In these experiments, we did not investigate the effects of treatment on lung virus titer production. This would have added considerable numbers of animals to the already large studies. We have previously reported the effects of drug combinations (amantadine, ribavirin, and oseltamivir) on A/Duck (H5N1) virus titers (26
). In these experiments, the combinations reduced lung virus production, but there were not necessarily differences seen in virus titers for the combinations versus monotherapy, in spite of a survival benefit with the combinations. The overall effect of treatment to reduce lung virus titers was small. Single time points (such as day 6 after infection) for assessing inhibition of lung virus production do not seem to reflect the benefit derived from the full course of treatment. Increases in numbers of survivors and improvements in body weight are more indicative of treatment efficacy.

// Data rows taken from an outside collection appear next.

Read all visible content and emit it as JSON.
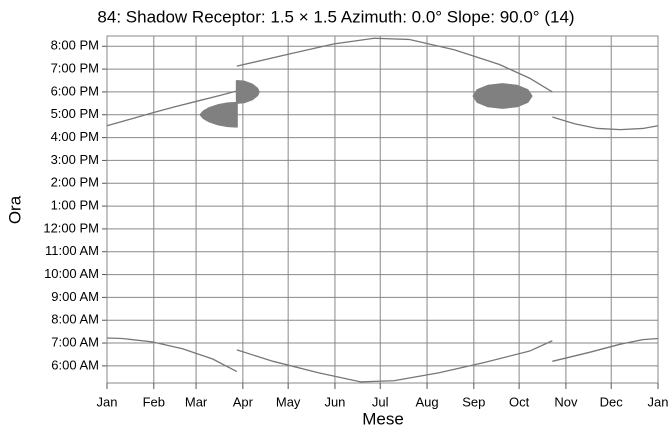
{
  "chart_data": {
    "type": "line",
    "title": "84: Shadow Receptor: 1.5 × 1.5  Azimuth: 0.0°  Slope: 90.0° (14)",
    "x_label": "Mese",
    "y_label": "Ora",
    "xlim": [
      0,
      365
    ],
    "xticks": [
      {
        "value": 0,
        "label": "Jan"
      },
      {
        "value": 31,
        "label": "Feb"
      },
      {
        "value": 59,
        "label": "Mar"
      },
      {
        "value": 90,
        "label": "Apr"
      },
      {
        "value": 120,
        "label": "May"
      },
      {
        "value": 151,
        "label": "Jun"
      },
      {
        "value": 181,
        "label": "Jul"
      },
      {
        "value": 212,
        "label": "Aug"
      },
      {
        "value": 243,
        "label": "Sep"
      },
      {
        "value": 273,
        "label": "Oct"
      },
      {
        "value": 304,
        "label": "Nov"
      },
      {
        "value": 334,
        "label": "Dec"
      },
      {
        "value": 365,
        "label": "Jan"
      }
    ],
    "ylim": [
      5.25,
      20.45
    ],
    "yticks": [
      {
        "value": 6,
        "label": "6:00 AM"
      },
      {
        "value": 7,
        "label": "7:00 AM"
      },
      {
        "value": 8,
        "label": "8:00 AM"
      },
      {
        "value": 9,
        "label": "9:00 AM"
      },
      {
        "value": 10,
        "label": "10:00 AM"
      },
      {
        "value": 11,
        "label": "11:00 AM"
      },
      {
        "value": 12,
        "label": "12:00 PM"
      },
      {
        "value": 13,
        "label": "1:00 PM"
      },
      {
        "value": 14,
        "label": "2:00 PM"
      },
      {
        "value": 15,
        "label": "3:00 PM"
      },
      {
        "value": 16,
        "label": "4:00 PM"
      },
      {
        "value": 17,
        "label": "5:00 PM"
      },
      {
        "value": 18,
        "label": "6:00 PM"
      },
      {
        "value": 19,
        "label": "7:00 PM"
      },
      {
        "value": 20,
        "label": "8:00 PM"
      }
    ],
    "grid": true,
    "series": [
      {
        "type": "line",
        "color": "#777777",
        "x": [
          0,
          15,
          30,
          45,
          60,
          75,
          86
        ],
        "values": [
          16.52,
          16.8,
          17.08,
          17.35,
          17.6,
          17.85,
          18.04
        ]
      },
      {
        "type": "line",
        "color": "#777777",
        "x": [
          86,
          120,
          150,
          177,
          200,
          230,
          260,
          280,
          295
        ],
        "values": [
          19.13,
          19.65,
          20.1,
          20.35,
          20.3,
          19.85,
          19.2,
          18.6,
          18.0
        ]
      },
      {
        "type": "line",
        "color": "#777777",
        "x": [
          295,
          310,
          325,
          340,
          355,
          365
        ],
        "values": [
          16.9,
          16.6,
          16.4,
          16.35,
          16.4,
          16.52
        ]
      },
      {
        "type": "line",
        "color": "#777777",
        "x": [
          0,
          10,
          30,
          50,
          70,
          86
        ],
        "values": [
          7.22,
          7.2,
          7.05,
          6.75,
          6.3,
          5.75
        ]
      },
      {
        "type": "line",
        "color": "#777777",
        "x": [
          86,
          110,
          140,
          168,
          190,
          220,
          250,
          280,
          295
        ],
        "values": [
          6.7,
          6.2,
          5.7,
          5.3,
          5.35,
          5.7,
          6.15,
          6.65,
          7.1
        ]
      },
      {
        "type": "line",
        "color": "#777777",
        "x": [
          295,
          320,
          340,
          355,
          365
        ],
        "values": [
          6.2,
          6.6,
          6.95,
          7.15,
          7.2
        ]
      },
      {
        "type": "area",
        "color": "#808080",
        "x": [
          86,
          80,
          74,
          68,
          64,
          62,
          64,
          68,
          74,
          80,
          86
        ],
        "values": [
          17.52,
          17.5,
          17.43,
          17.3,
          17.15,
          17.0,
          16.85,
          16.7,
          16.57,
          16.5,
          16.48
        ]
      },
      {
        "type": "area",
        "color": "#808080",
        "x": [
          86,
          91,
          96,
          99.5,
          100.5,
          99.5,
          96,
          91,
          86
        ],
        "values": [
          18.48,
          18.45,
          18.33,
          18.15,
          18.0,
          17.85,
          17.67,
          17.55,
          17.52
        ]
      },
      {
        "type": "area",
        "color": "#808080",
        "x": [
          281.2,
          278.6,
          271.6,
          262,
          252.4,
          245.4,
          242.8,
          245.4,
          252.4,
          262,
          271.6,
          278.6
        ],
        "values": [
          17.82,
          18.08,
          18.27,
          18.34,
          18.27,
          18.08,
          17.82,
          17.56,
          17.37,
          17.3,
          17.37,
          17.56
        ]
      }
    ]
  }
}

Combination treatments may be necessary due to widespread emergence of drug-resistant viruses. Because of the high frequency of amantadine- (or rimantadine-) resistant viruses in nature, this may limit the use of either of these compounds as a combination agent. In support of this statement, treatment of amantadine-resistant virus infections with amantadine plus oseltamivir or ribavirin provided no improvement compared to using oseltamivir or ribavirin alone (15
). Although the combination of oseltamivir and ribavirin is effective, ribavirin has some undesirable toxic side effects. T-705 appears to be a safer compound to administer than ribavirin. As T-705 advances through clinical development, it may become a viable option for the treatment of seasonal (H1N1 and H3N2), pandemic (the recent 2009 emerging virus), and highly pathogenic (H5N1) influenza virus infections, either used alone or in combination with oseltamivir.